In the emerging all-IP world of converged wireless networks, courtesy of IMS
, it's a cinch to add new services to the mix.
IMS allows services to be plugged in to the call pathway. In legacy networks that are circuit-switched, any processing of the audio pathway is usually a function of the switch, or some adjunct to it. This is switch-centric or switch-bound processing. For various reasons, it is not easy to add a new service to a switch. One reason might be that only the switch supplier can do it. This vendor lock-in means it will be expensive and slow to realise new services that are switch-centric. Consequently, telecoms operators are not abound with services.

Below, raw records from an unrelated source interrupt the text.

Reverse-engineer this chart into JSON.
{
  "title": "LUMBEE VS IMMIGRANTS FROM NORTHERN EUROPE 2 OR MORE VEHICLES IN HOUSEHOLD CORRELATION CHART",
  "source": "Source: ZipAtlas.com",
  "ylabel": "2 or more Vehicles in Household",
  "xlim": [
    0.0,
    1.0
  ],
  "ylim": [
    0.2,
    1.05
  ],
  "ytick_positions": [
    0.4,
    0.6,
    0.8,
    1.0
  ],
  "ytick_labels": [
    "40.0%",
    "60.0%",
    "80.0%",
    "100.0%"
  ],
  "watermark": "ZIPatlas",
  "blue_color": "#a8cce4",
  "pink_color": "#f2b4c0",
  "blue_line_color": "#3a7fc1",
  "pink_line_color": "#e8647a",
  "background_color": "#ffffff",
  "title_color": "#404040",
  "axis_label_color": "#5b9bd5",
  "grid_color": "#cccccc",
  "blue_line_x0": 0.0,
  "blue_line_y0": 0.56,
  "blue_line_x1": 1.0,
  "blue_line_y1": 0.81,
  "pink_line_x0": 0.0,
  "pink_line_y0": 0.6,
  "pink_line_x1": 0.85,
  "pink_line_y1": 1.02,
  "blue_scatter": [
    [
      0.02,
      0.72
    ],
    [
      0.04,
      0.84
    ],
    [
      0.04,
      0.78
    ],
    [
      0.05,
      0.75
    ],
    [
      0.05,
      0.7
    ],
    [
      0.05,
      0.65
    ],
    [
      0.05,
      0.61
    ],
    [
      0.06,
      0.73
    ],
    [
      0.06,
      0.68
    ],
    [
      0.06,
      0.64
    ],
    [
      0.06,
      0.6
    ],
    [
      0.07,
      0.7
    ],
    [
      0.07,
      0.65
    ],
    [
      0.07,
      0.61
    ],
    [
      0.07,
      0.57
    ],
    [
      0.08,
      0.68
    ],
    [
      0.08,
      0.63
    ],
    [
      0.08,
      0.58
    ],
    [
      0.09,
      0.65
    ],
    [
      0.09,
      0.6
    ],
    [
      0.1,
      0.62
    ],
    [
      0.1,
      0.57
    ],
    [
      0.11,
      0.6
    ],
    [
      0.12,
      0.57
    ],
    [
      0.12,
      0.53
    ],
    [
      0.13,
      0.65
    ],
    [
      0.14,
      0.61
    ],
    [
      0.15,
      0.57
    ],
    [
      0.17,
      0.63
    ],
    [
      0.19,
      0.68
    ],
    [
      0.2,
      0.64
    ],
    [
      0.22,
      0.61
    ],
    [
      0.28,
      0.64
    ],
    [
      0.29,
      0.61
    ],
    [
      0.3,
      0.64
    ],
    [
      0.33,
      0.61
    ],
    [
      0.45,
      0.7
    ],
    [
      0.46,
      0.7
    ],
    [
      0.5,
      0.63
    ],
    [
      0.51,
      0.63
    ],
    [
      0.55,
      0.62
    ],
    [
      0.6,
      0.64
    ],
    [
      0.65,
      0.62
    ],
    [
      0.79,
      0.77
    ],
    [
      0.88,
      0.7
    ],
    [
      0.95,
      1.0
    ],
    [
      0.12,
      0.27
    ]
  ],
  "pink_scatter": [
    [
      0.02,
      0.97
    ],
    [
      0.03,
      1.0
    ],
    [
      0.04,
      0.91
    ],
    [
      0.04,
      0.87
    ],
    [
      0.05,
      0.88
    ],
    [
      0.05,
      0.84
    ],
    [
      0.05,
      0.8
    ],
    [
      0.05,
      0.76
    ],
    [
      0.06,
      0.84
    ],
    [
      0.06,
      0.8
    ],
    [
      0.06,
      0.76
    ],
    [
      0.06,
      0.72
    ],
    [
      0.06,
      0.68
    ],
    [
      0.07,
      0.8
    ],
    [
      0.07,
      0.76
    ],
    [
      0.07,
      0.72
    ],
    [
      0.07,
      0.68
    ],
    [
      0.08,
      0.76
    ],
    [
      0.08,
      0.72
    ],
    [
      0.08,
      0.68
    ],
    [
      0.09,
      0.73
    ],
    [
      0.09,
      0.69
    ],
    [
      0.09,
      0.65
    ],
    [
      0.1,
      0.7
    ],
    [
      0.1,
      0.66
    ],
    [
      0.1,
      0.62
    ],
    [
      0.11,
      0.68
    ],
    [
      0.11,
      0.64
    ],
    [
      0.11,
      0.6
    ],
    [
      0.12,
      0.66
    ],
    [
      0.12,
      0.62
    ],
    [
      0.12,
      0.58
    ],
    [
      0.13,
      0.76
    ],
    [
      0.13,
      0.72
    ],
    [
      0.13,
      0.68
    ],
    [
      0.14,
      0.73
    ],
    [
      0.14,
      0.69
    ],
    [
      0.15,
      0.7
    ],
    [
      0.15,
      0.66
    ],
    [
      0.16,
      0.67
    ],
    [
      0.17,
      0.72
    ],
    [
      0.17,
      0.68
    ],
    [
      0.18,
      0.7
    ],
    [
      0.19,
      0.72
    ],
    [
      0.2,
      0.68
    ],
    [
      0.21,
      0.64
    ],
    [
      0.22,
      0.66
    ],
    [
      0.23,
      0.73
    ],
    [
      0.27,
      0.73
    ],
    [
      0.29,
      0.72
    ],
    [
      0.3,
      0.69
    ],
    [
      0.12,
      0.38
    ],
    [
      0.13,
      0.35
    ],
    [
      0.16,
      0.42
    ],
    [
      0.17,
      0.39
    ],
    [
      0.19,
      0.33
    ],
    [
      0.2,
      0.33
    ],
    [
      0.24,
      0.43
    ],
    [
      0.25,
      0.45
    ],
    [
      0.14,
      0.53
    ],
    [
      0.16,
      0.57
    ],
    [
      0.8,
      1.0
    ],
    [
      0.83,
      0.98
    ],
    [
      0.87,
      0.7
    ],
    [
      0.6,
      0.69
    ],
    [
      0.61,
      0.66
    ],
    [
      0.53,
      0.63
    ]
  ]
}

IMS uses a method of call processing called SIP. It doesn't matter if you don't know what SIP is
. What matters is that it is an open standard and it is easy to implement a piece of software that can "talk" SIP. With SIP-centric networks, there is no vendor lock-in. Potentially, anyone in a garage can develop a SIP-based service. Whether operators will allow this or not is another matter.
You can think of IMS as a router (as well as other things
). If a user tries to make a call, their phone starts sending SIP signals through the IMS network. What the network can do is to say "Ah, this call is from Bob and as Bob is a subscriber to the 'insane toad' service, so I should route his call via the 'insane toad' server in case it wants to do something 'insane' for Bob".
Now that you understand the essence of IMS, I can introduce the "insane toad" idea. It is relatively simple with SIP to introduce audio into the call. This is needed in any case for things like announcements, such as "please wait while we divert your call..." etc.
Think of being able to introduce our own announcements. A SIP server can be hosted on the Web and have a web (or WAP) interface. We could upload our own announcements. However, "insane toad" goes a step further...
When the IMS network detects a call is being made by an "insane toad" service subscriber (all subscription information like this is stored in a big database called an HSS), the "insane toad" server can cause a screen to pop-up on the user's terminal.
What this screen does in this idea is to allow the user to select audio clips that they want to play during the call. If, for some unfathomable reason, they might like to hear a bizarre animated creature croaking or laughing, they could hit the "toad laugh" button and insert such a sound into the call.
Think of it as an audio version of smilie icons used in IM. In fact, this is how the service might work. The caller would select the icon for the sound and the callee would hear it and also receive the icon on the phone at the same time.
Using a Web-based front-end, users could upload their own clips, although I suspect that the operators would want control over the clips. I can't think why!